А  Б  В  Г  Д  Е  Ж  З  И  Й  К  Л  М  Н  О  П  Р  С  Т  У  Ф  Х  Ц  Ч  Ш  Щ  Э  Ю  Я  AZ

 

Здесь, по-видимому, путного ничего не знают, так как связи почти нет. Расспрашивают меня о дивизионе Лещенко, о моей батарее. Узнаю о смерти моего школьного товарища Осипова, бывшего при штабе и погибшего от бомбы.
Появляется заспанный комиссар, грузный пожилой человек, одетый не по форме, а под комиссара времен гражданской войны - в кожаной тужурке и такой же фуражке. На ремне кобура с наганом и полевая сумка. Выслушав доклад дежурного и прочитав донесение майора, отзывает меня в сторону от землянки. Сам садится на край канавы, а меня, оставив стоять, долго молча исподлобья разглядывает. Потом со слабо выраженным эстонским акцентом спрашивает:
- Говори, как воевал?
Немного путанно, но по возможности подробно рассказываю Опять длинная пауза. Затем, похлопывая по кобуре и исподлобья глядя, цедит:
- Сейчас я тебя расстреляю!
Хотя я уже попривык, что здесь с этого начинается обращение старшего к младшему - все начинают с этого, но каждый раз такое обращение не то что пугает, а коробит. Да, впрочем, что говорить. Я и сам унизился до угрозы пистолетом тяжело раненому и страдающему солдату.
- Ты мало немцев убил - только одного. За две пушки этого мало. Должен был сто пятьдесят убить!
Вот странное число. Почему сто пятьдесят? Меня это озадачивает, и в то же время, несмотря на неподобающую обстановку, смешит. Снова повторяю обстоятельства дела:
- Ведь когда стреляли из орудий по немецкой цепи шрапнелью, было видно, что они падали.
- Нет! В донесении написано, что ты застрелил только одного.

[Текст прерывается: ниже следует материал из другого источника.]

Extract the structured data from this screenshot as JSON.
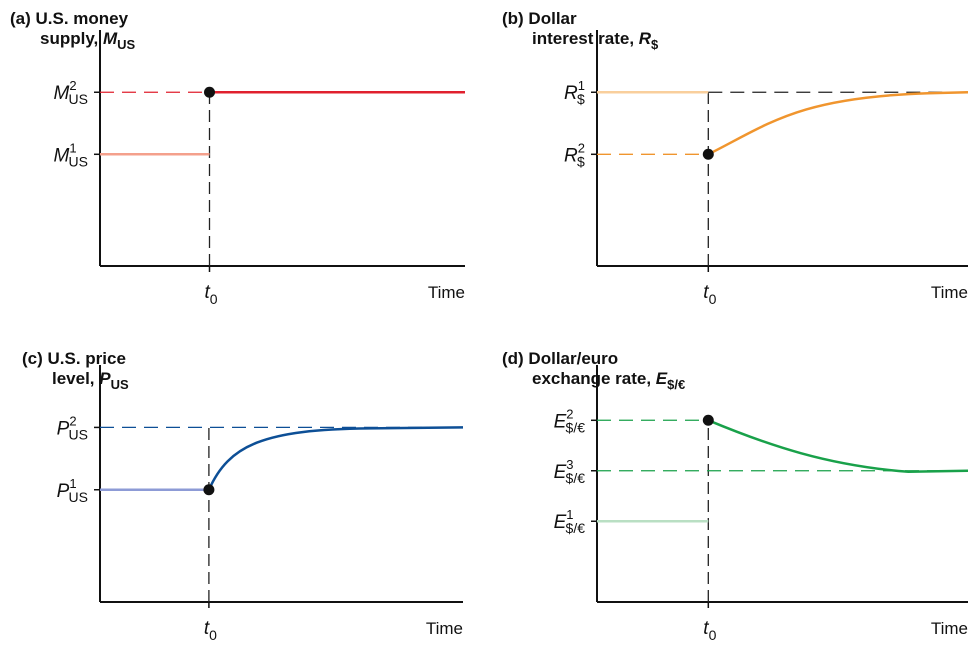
{
  "chart_data": [
    {
      "type": "line",
      "panel": "a",
      "title_line1": "(a) U.S. money",
      "title_line2_prefix": "supply, ",
      "title_var": "M",
      "title_var_sub": "US",
      "xlabel": "Time",
      "x_event": {
        "label": "t",
        "sub": "0"
      },
      "y_levels": [
        {
          "var": "M",
          "sub": "US",
          "sup": "2",
          "value": 2
        },
        {
          "var": "M",
          "sub": "US",
          "sup": "1",
          "value": 1
        }
      ],
      "ylim": [
        -0.8,
        2.6
      ],
      "xlim": [
        0,
        1
      ],
      "event_x": 0.3,
      "shape": "step",
      "start_value": 1,
      "end_value": 2,
      "colors": {
        "before": "#f4a08c",
        "after": "#e0202e",
        "guide": "#e0202e"
      }
    },
    {
      "type": "line",
      "panel": "b",
      "title_line1": "(b) Dollar",
      "title_line2_prefix": "interest rate, ",
      "title_var": "R",
      "title_var_sub": "$",
      "xlabel": "Time",
      "x_event": {
        "label": "t",
        "sub": "0"
      },
      "y_levels": [
        {
          "var": "R",
          "sub": "$",
          "sup": "1",
          "value": 2
        },
        {
          "var": "R",
          "sub": "$",
          "sup": "2",
          "value": 1
        }
      ],
      "ylim": [
        -0.8,
        2.6
      ],
      "xlim": [
        0,
        1
      ],
      "event_x": 0.3,
      "shape": "converge",
      "start_value": 2,
      "jump_value": 1,
      "end_value": 2,
      "colors": {
        "before": "#f9cf9c",
        "after": "#f0952e",
        "guide": "#f0952e",
        "final_guide": "#222222"
      }
    },
    {
      "type": "line",
      "panel": "c",
      "title_line1": "(c) U.S. price",
      "title_line2_prefix": "level, ",
      "title_var": "P",
      "title_var_sub": "US",
      "xlabel": "Time",
      "x_event": {
        "label": "t",
        "sub": "0"
      },
      "y_levels": [
        {
          "var": "P",
          "sub": "US",
          "sup": "2",
          "value": 2
        },
        {
          "var": "P",
          "sub": "US",
          "sup": "1",
          "value": 1
        }
      ],
      "ylim": [
        -0.8,
        2.6
      ],
      "xlim": [
        0,
        1
      ],
      "event_x": 0.3,
      "shape": "rise",
      "start_value": 1,
      "end_value": 2,
      "colors": {
        "before": "#8d9bd6",
        "after": "#0d4f96",
        "guide": "#0d4f96"
      }
    },
    {
      "type": "line",
      "panel": "d",
      "title_line1": "(d) Dollar/euro",
      "title_line2_prefix": "exchange rate, ",
      "title_var": "E",
      "title_var_sub": "$/€",
      "xlabel": "Time",
      "x_event": {
        "label": "t",
        "sub": "0"
      },
      "y_levels": [
        {
          "var": "E",
          "sub": "$/€",
          "sup": "2",
          "value": 3
        },
        {
          "var": "E",
          "sub": "$/€",
          "sup": "3",
          "value": 2
        },
        {
          "var": "E",
          "sub": "$/€",
          "sup": "1",
          "value": 1
        }
      ],
      "ylim": [
        -0.6,
        3.6
      ],
      "xlim": [
        0,
        1
      ],
      "event_x": 0.3,
      "shape": "overshoot",
      "start_value": 1,
      "jump_value": 3,
      "end_value": 2,
      "colors": {
        "before": "#b9dfc3",
        "after": "#19a14a",
        "guide": "#19a14a"
      }
    }
  ]
}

Потом, немного смягчаясь, говорит:
- Сколько их шрапнелью задело - этого мы не знаем, это только им самим известно. Этого я в сводку помещать не могу. Да и ты сам не можешь быть уверен. Может быть, они сами залегли, а потом и обошли тебя лесом?

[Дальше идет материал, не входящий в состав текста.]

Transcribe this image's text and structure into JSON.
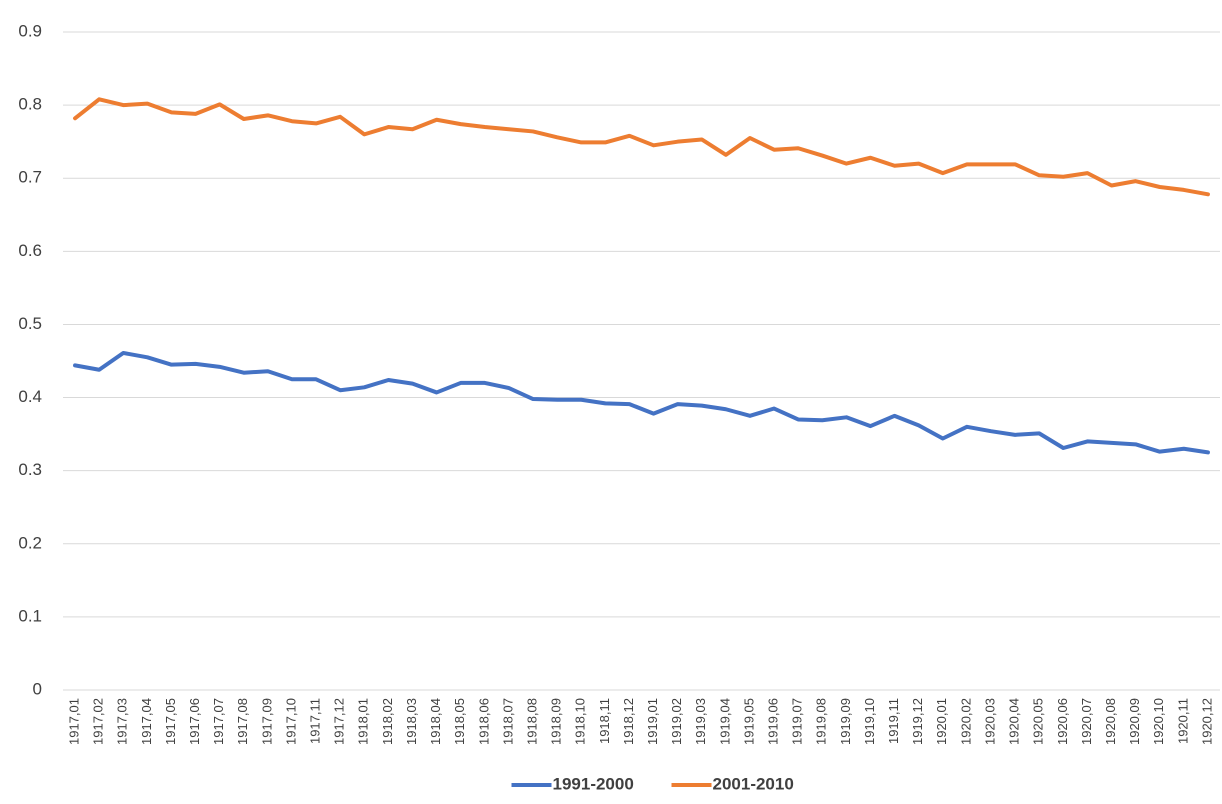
{
  "chart_data": {
    "type": "line",
    "categories": [
      "1917,01",
      "1917,02",
      "1917,03",
      "1917,04",
      "1917,05",
      "1917,06",
      "1917,07",
      "1917,08",
      "1917,09",
      "1917,10",
      "1917,11",
      "1917,12",
      "1918,01",
      "1918,02",
      "1918,03",
      "1918,04",
      "1918,05",
      "1918,06",
      "1918,07",
      "1918,08",
      "1918,09",
      "1918,10",
      "1918,11",
      "1918,12",
      "1919,01",
      "1919,02",
      "1919,03",
      "1919,04",
      "1919,05",
      "1919,06",
      "1919,07",
      "1919,08",
      "1919,09",
      "1919,10",
      "1919,11",
      "1919,12",
      "1920,01",
      "1920,02",
      "1920,03",
      "1920,04",
      "1920,05",
      "1920,06",
      "1920,07",
      "1920,08",
      "1920,09",
      "1920,10",
      "1920,11",
      "1920,12"
    ],
    "series": [
      {
        "name": "1991-2000",
        "color": "#4472c4",
        "values": [
          0.444,
          0.438,
          0.461,
          0.455,
          0.445,
          0.446,
          0.442,
          0.434,
          0.436,
          0.425,
          0.425,
          0.41,
          0.414,
          0.424,
          0.419,
          0.407,
          0.42,
          0.42,
          0.413,
          0.398,
          0.397,
          0.397,
          0.392,
          0.391,
          0.378,
          0.391,
          0.389,
          0.384,
          0.375,
          0.385,
          0.37,
          0.369,
          0.373,
          0.361,
          0.375,
          0.362,
          0.344,
          0.36,
          0.354,
          0.349,
          0.351,
          0.331,
          0.34,
          0.338,
          0.336,
          0.326,
          0.33,
          0.325
        ]
      },
      {
        "name": "2001-2010",
        "color": "#ed7d31",
        "values": [
          0.782,
          0.808,
          0.8,
          0.802,
          0.79,
          0.788,
          0.801,
          0.781,
          0.786,
          0.778,
          0.775,
          0.784,
          0.76,
          0.77,
          0.767,
          0.78,
          0.774,
          0.77,
          0.767,
          0.764,
          0.756,
          0.749,
          0.749,
          0.758,
          0.745,
          0.75,
          0.753,
          0.732,
          0.755,
          0.739,
          0.741,
          0.731,
          0.72,
          0.728,
          0.717,
          0.72,
          0.707,
          0.719,
          0.719,
          0.719,
          0.704,
          0.702,
          0.707,
          0.69,
          0.696,
          0.688,
          0.684,
          0.678
        ]
      }
    ],
    "ylim": [
      0,
      0.9
    ],
    "yticks": [
      0,
      0.1,
      0.2,
      0.3,
      0.4,
      0.5,
      0.6,
      0.7,
      0.8,
      0.9
    ],
    "grid": true,
    "legend": "bottom"
  }
}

На том разговор и закончился. Подав на прощание руку, сказал:
- Иди, ищи своего батарейного, он где-то там.
Где это "там", предстояло решать мне самому.
В штабе получаю вскрытую посылку от Марии. Посылка, видно, давно там валяется. В посылке белье, полотенца, одеколон, плитка шоколада. Похоже, что было еще что-то, так как ящик не полон и все смято. Содержимое посылки меня сердит: зачем мне белье - в армии дают, зачем полотенца - мы не умываемся, зачем одеколон и шоколад? Что это за дикие представления о войне, как о какой-то даче. Шоколад тут же разламываю и оделяю стоящих поблизости. Прекрасное новое льняное, в голубую полоску, полотенце раздираю пополам и наматываю на ноги вместо вконец сопревших портянок.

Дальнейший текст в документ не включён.